Dass der Kölner seit sechs Jahren für den rbb durch Deutschland fährt und nicht etwa für den naheliegenden WDR, das kommt, weil Kessler für den Sender schon mit "Kesslers Nachttaxe" durch Berlin fuhr. Auch da: kein Drehbuch, keine Regieanweisungen, keine Inszenierung. Den Kameramann auf der Rückbank nahm er jeden mit, der Lust auf ein Gespräch und keine Angst vor der Kamera hatte.

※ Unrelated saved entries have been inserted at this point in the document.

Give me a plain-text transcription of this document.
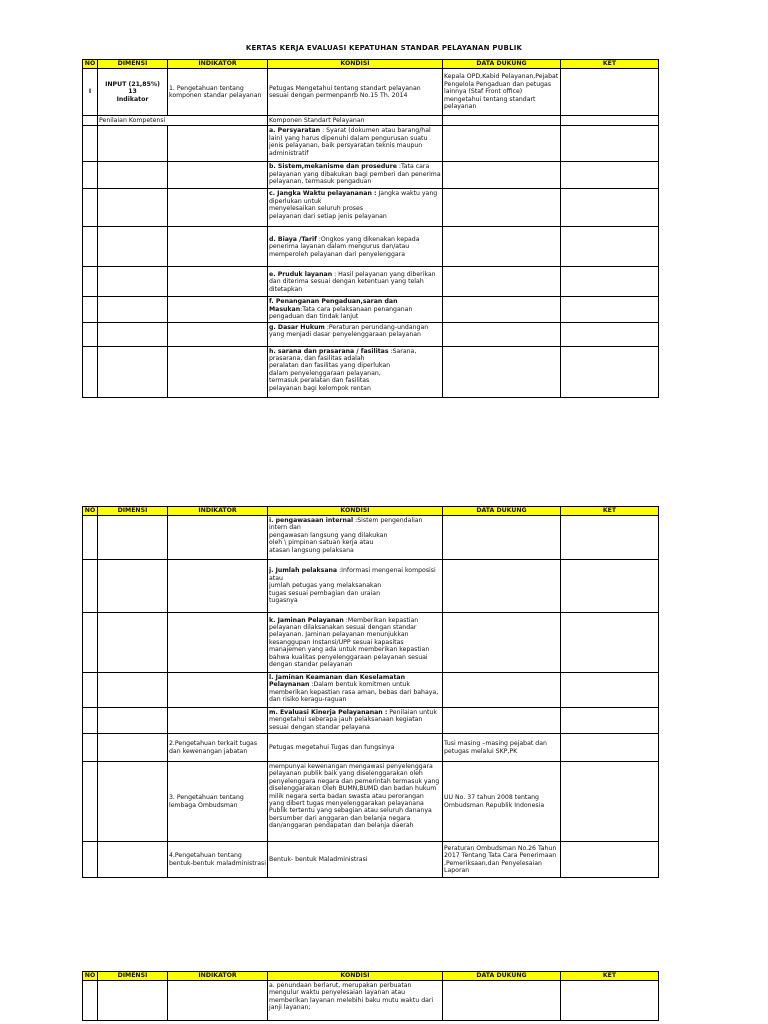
KERTAS KERJA EVALUASI KEPATUHAN STANDAR PELAYANAN PUBLIK
NO	DIMENSI	INDIKATOR	KONDISI	DATA DUKUNG	KET
I	INPUT (21,85%)
13
Indikator	1. Pengetahuan tentang komponen standar pelayanan	Petugas Mengetahui tentang standart pelayanan sesuai dengan permenpanrb No.15 Th. 2014	Kepala OPD,Kabid Pelayanan,Pejabat Pengelola Pengaduan dan petugas lainnya (Staf Front office) mengetahui tentang standart pelayanan	
	Penilaian Kompetensi		Komponen Standart Pelayanan		
			a. Persyaratan : Syarat (dokumen atau barang/hal lain) yang harus dipenuhi dalam pengurusan suatu jenis pelayanan, baik persyaratan teknis maupun administratif		
			b. Sistem,mekanisme dan prosedure :Tata cara pelayanan yang dibakukan bagi pemberi dan penerima pelayanan, termasuk pengaduan		
			c. Jangka Waktu pelayananan : Jangka waktu yang diperlukan untuk
menyelesaikan seluruh proses
pelayanan dari setiap jenis pelayanan		
			d. Biaya /Tarif :Ongkos yang dikenakan kepada penerima layanan dalam mengurus dan/atau memperoleh pelayanan dari penyelenggara		
			e. Pruduk layanan : Hasil pelayanan yang diberikan dan diterima sesuai dengan ketentuan yang telah ditetapkan		
			f. Penanganan Pengaduan,saran dan Masukan:Tata cara pelaksanaan penanganan pengaduan dan tindak lanjut		
			g. Dasar Hukum :Peraturan perundang-undangan yang menjadi dasar penyelenggaraan pelayanan		
			h. sarana dan prasarana / fasilitas :Sarana, prasarana, dan fasilitas adalah
peralatan dan fasilitas yang diperlukan
dalam penyelenggaraan pelayanan,
termasuk peralatan dan fasilitas
pelayanan bagi kelompok rentan		
NO	DIMENSI	INDIKATOR	KONDISI	DATA DUKUNG	KET
			i. pengawasaan internal :Sistem pengendalian intern dan
pengawasan langsung yang dilakukan
oleh \ pimpinan satuan kerja atau
atasan langsung pelaksana		
			j. Jumlah pelaksana :Informasi mengenai komposisi atau
jumlah petugas yang melaksanakan
tugas sesuai pembagian dan uraian
tugasnya		
			k. Jaminan Pelayanan :Memberikan kepastian pelayanan dilaksanakan sesuai dengan standar pelayanan. Jaminan pelayanan menunjukkan kesanggupan Instansi/UPP sesuai kapasitas manajemen yang ada untuk memberikan kepastian bahwa kualitas penyelenggaraan pelayanan sesuai dengan standar pelayanan		
			l. Jaminan Keamanan dan Keselamatan Pelaynanan :Dalam bentuk komitmen untuk memberikan kepastian rasa aman, bebas dari bahaya, dan risiko keragu-raguan		
			m. Evaluasi Kinerja Pelayananan : Penilaian untuk mengetahui seberapa jauh pelaksanaan kegiatan sesuai dengan standar pelayana		
		2.Pengetahuan terkait tugas dan kewenangan jabatan	Petugas megetahui Tugas dan fungsinya	Tusi masing –masing pejabat dan petugas melalui SKP,PK	
		3. Pengetahuan tentang lembaga Ombudsman	mempunyai kewenangan mengawasi penyelenggara pelayanan publik baik yang diselenggarakan oleh penyelenggara negara dan pemerintah termasuk yang diselenggarakan Oleh BUMN,BUMD dan badan hukum milik negara serta badan swasta atau perorangan yang dibert tugas menyelenggarakan pelayanana Publik tertentu yang sebagian atau seluruh dananya bersumber dari anggaran dan belanja negara dan/anggaran pendapatan dan belanja daerah	UU No. 37 tahun 2008 tentang Ombudsman Republik Indonesia	
		4.Pengetahuan tentang bentuk-bentuk maladministrasi	Bentuk- bentuk Maladministrasi	Peraturan Ombudsman No.26 Tahun 2017 Tentang Tata Cara Penerimaan ,Pemeriksaan,dan Penyelesaian Laporan	
NO	DIMENSI	INDIKATOR	KONDISI	DATA DUKUNG	KET
			a. penundaan berlarut, merupakan perbuatan mengulur waktu penyelesaian layanan atau memberikan layanan melebihi baku mutu waktu dari janji layanan;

Vielleicht hat er hier zum ersten Mal gemerkt, dass ihm dieses Fernsehmachen taugt. Und, dass er als echter "Wessi" Spaß daran hat, den Osten zu erkunden. So geht es ihm jedenfalls jetzt. Deswegen kommt er immer wieder her. Über die Frage, was sein schönstes Erlebnis war, was er also mitnimmt nach Köln, denkt er lange nach. Zu viele Menschen habe er bereits getroffen, das vermische sich alles in seinem Kopf. "Aber", fügt er an, "nirgendwo wurde ich herzlicher empfangen als hier."
Dieses Mal aber unter verschärften Witterungsbedingungen. Unbeständig war es, häufig werden sie von Regengüssen überrascht und zwei mal auch von Gewitter. Da stehen sie mitten im Wald und können nicht weg, müssen die Räder über umgestürzte Bäume heben und Blitzen ausweichen. Ins Hotel flüchten sie nicht. "Meine Motivation ist ja das Abenteuer. Dass man sich eben nicht ins Auto setzt und alles abbricht, sondern weitermacht", sagt er. Möglichst spontan soll es halt sein und auch authentisch. Das ist ihm wichtig.

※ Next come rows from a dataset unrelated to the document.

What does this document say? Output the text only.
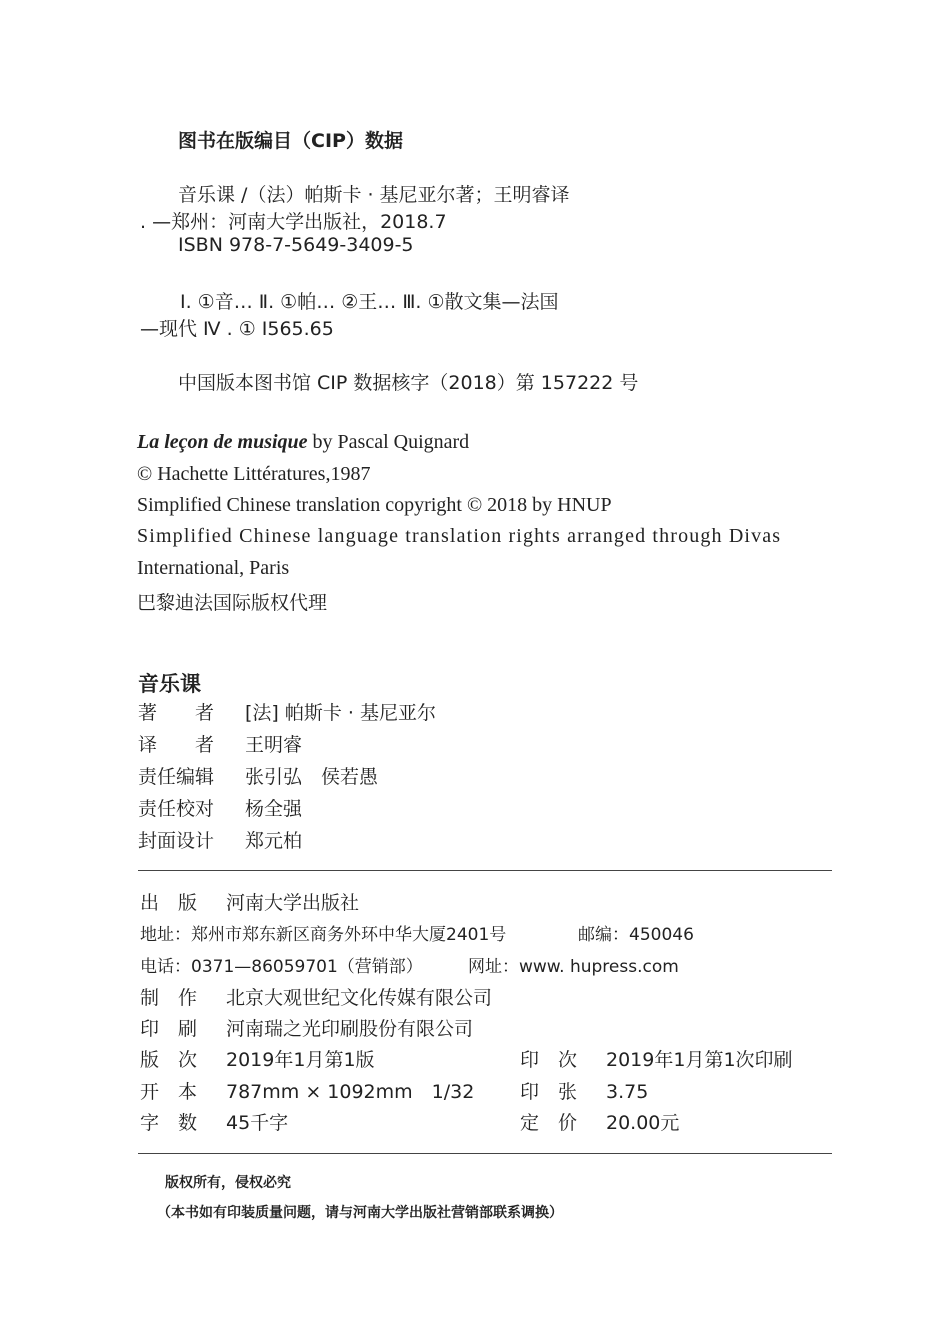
图书在版编目（CIP）数据
音乐课 /（法）帕斯卡 · 基尼亚尔著；王明睿译
. —郑州：河南大学出版社，2018.7
ISBN 978-7-5649-3409-5
Ⅰ. ①音… Ⅱ. ①帕… ②王… Ⅲ. ①散文集—法国
—现代 Ⅳ . ① I565.65
中国版本图书馆 CIP 数据核字（2018）第 157222 号
La leçon de musique by Pascal Quignard
© Hachette Littératures,1987
Simplified Chinese translation copyright © 2018 by HNUP
Simplified Chinese language translation rights arranged through Divas
International, Paris
巴黎迪法国际版权代理
音乐课
著　　者 [法] 帕斯卡 · 基尼亚尔
译　　者 王明睿
责任编辑 张引弘　侯若愚
责任校对 杨全强
封面设计 郑元柏
出　版 河南大学出版社
地址：郑州市郑东新区商务外环中华大厦2401号	邮编：450046
电话：0371—86059701（营销部）	网址：www. hupress.com
制　作 北京大观世纪文化传媒有限公司
印　刷 河南瑞之光印刷股份有限公司
版　次 2019年1月第1版	印　次 2019年1月第1次印刷
开　本 787mm × 1092mm　1/32 印　张 3.75
字　数 45千字	定　价 20.00元
版权所有，侵权必究
（本书如有印装质量问题，请与河南大学出版社营销部联系调换）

Mit seinen Expeditionen vertritt er - und das muss schon ein bisschen verwundern bei einem Parodisten - einen recht hehren Anspruch. Das Fernsehen ehrlicher machen. Zu künstlich sei es ihm, zu arrangiert, zu viel gelogen werde auch. "Wenn ich zum Beispiel die Wörter ,Scripted Reality' höre, dann zieht es mir die Schuhe aus. Wie soll man denn Realität vorschreiben?", fragt er und zuckt mit den Schultern.
Kessler bringt die Realität lieber zum Schlingern. Mit seinen ungewöhnlichen Vehikeln und den Scherzen und manchmal auch mit einer Verkleidung wie in seinen anderen TV-Formaten. Auch wenn der Humor ihm als Türöffner dient, er will ihn nicht gegen den Zuschauer einsetzen. Menschlich soll es sein. "Ich glaube, die meisten wissen, dass hier niemand vorgeführt oder verarscht wird", sagt er, "sondern dass wir eine Wärme und Sympathie mitbringen."

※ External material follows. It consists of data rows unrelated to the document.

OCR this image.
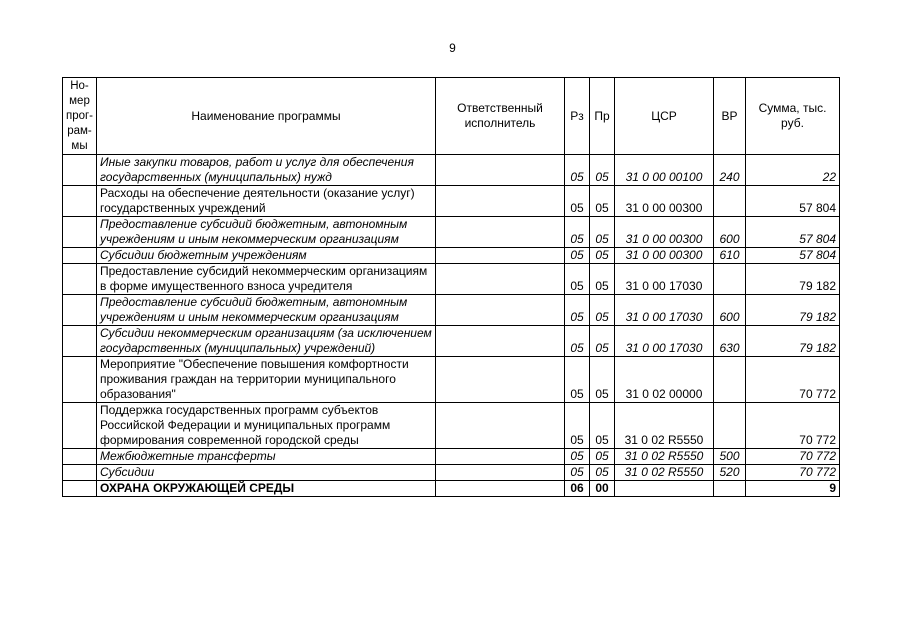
9
Но-мер прог-рам-мы	Наименование программы	Ответственный исполнитель	Рз	Пр	ЦСР	ВР	Сумма, тыс. руб.
	Иные закупки товаров, работ и услуг для обеспечения государственных (муниципальных) нужд		05	05	31 0 00 00100	240	22
	Расходы на обеспечение деятельности (оказание услуг) государственных учреждений		05	05	31 0 00 00300		57 804
	Предоставление субсидий бюджетным, автономным учреждениям и иным некоммерческим организациям		05	05	31 0 00 00300	600	57 804
	Субсидии бюджетным учреждениям		05	05	31 0 00 00300	610	57 804
	Предоставление субсидий некоммерческим организациям в форме имущественного взноса учредителя		05	05	31 0 00 17030		79 182
	Предоставление субсидий бюджетным, автономным учреждениям и иным некоммерческим организациям		05	05	31 0 00 17030	600	79 182
	Субсидии некоммерческим организациям (за исключением государственных (муниципальных) учреждений)		05	05	31 0 00 17030	630	79 182
	Мероприятие "Обеспечение повышения комфортности проживания граждан на территории муниципального образования"		05	05	31 0 02 00000		70 772
	Поддержка государственных программ субъектов Российской Федерации и муниципальных программ формирования современной городской среды		05	05	31 0 02 R5550		70 772
	Межбюджетные трансферты		05	05	31 0 02 R5550	500	70 772
	Субсидии		05	05	31 0 02 R5550	520	70 772
	ОХРАНА ОКРУЖАЮЩЕЙ СРЕДЫ		06	00			9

Trotzdem ist es ihm mal passiert, dass er nicht drehen durfte. Auf einem Zeltplatz in der Uckermark. Da haben sich die Bewohner partout nicht filmen lassen. "Haut ab", schreien sie. Gerade erst ist ein Kamerateam da gewesen, das sie ganz verzerrt dargestellt hat. Genau das will Kessler eigentlich nicht.
"Ich finde, dass sich der Anspruch an Ehrlichkeit und Wahrhaftigkeit vermehren könnte", sagt er, "und dass man das Fernsehen von Plastik und Künstlichkeit befreit." Er will einfach zeigen, was passiert. Und wenn dann nichts geschieht? Den Druck muss er aushalten. Es ist eben Improvisation.